Desde donde estoy

De tanto escucharlos, los dichos dejan de tener sentido. Son como las sillas del comedor: nos sentamos tantas veces sobre ellas, que dejamos de verlas. Hasta que viene un invitado y nos dice algo. Las volvemos a ver. Y al rato las olvidamos de nuevo. Es el problema de la familiaridad, es cómoda, pero borra los detalles. Y ya sabemos quién se esconde en los detalles.

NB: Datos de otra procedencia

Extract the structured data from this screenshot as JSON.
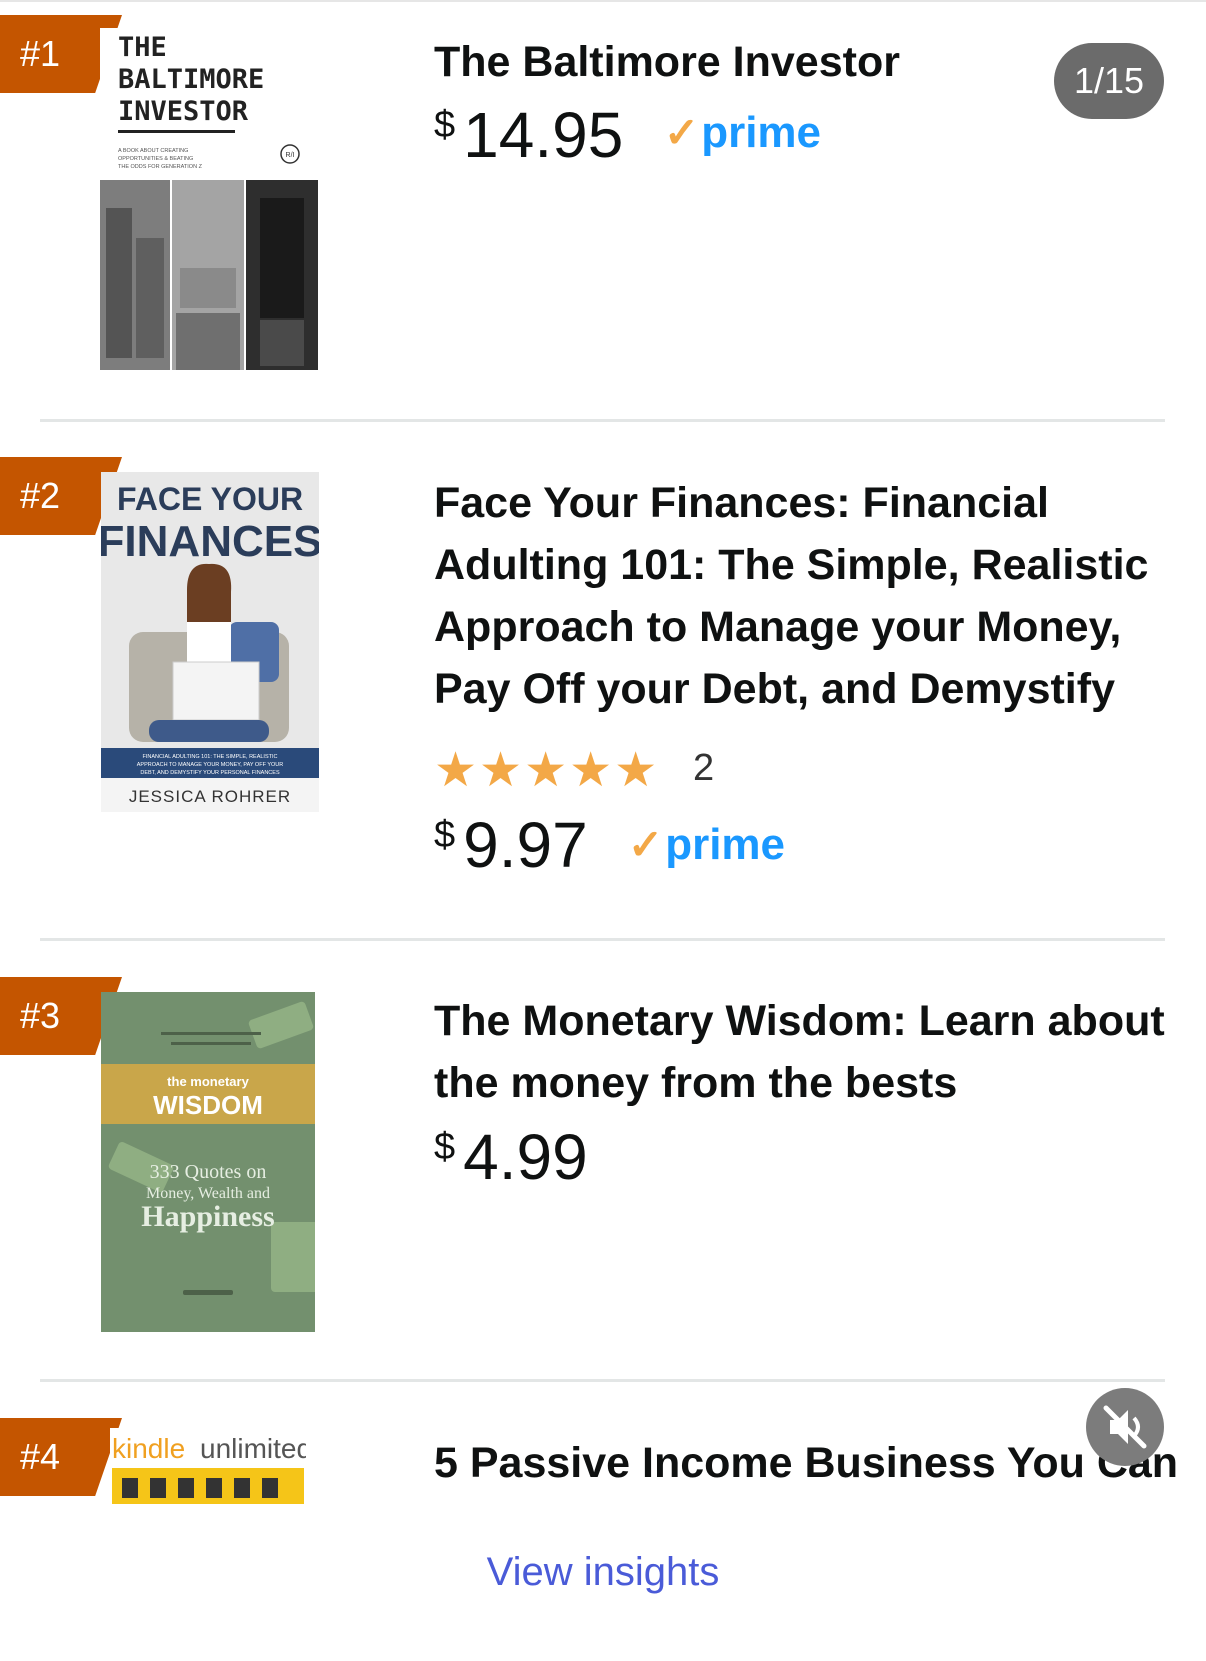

El dicho de “un viaje de mil pasos comienza con el primero”, suena tan conocido que no tiene sentido. Y tal vez es de las verdades más importantes de la vida. Porque no sólo es el evidente punto de que, para terminar un viaje hay que comenzarlo. Lo que me tiene dándole vueltas es que sólo se puede empezar desde donde uno está. Las circunstancias que tenemos son lo que son. O, como decimos en casa, es lo que hay. Tratar de estar en otro lado, sin aceptar lo actual, es negar la realidad. Todo se puede cambiar,’pero debemos saber qué y cómo.

El equilibrio entre ser pragmático y ser derrotista es el mismo que hay entre planificar y soñar. No tener en cuenta, ver con los ojos bien abiertos y pesar la realidad, nos pone en el plano de los castillos en el aire. Podrán ser muy bonitos, pero sirven de muy poco. Y, por eso, hay que revisar hasta lo que ya conocemos.

No conozco a nadie

Ir al súper da la oportunidad de interactuar con extraños en una circunstancia hasta cierto punto, íntima. Allí lleva uno su vida en la carreta. Se pueden deducir muchos hábitos de la compra. Y uno puede aprovechar para sentirse parte de una sociedad. Hay gente en los pasillos, carniceros que le pesan a uno la comida, cajeras que pasan los artículos. Hay una oportunidad para ser sociable sin consecuencias.

La amabilidad es pariente de la sociabilidad. Y ser educado es corresponder con las normas de comportamiento externo que se requieren de nosotros. Hay que saberse esas normas. Es más fácil navegar en el río de la convivencia si uno conoce las vías. Pero eso no quiere decir servir de pista de despegue. Poner límites sólo le parece grosero a quien los quiere transgredir.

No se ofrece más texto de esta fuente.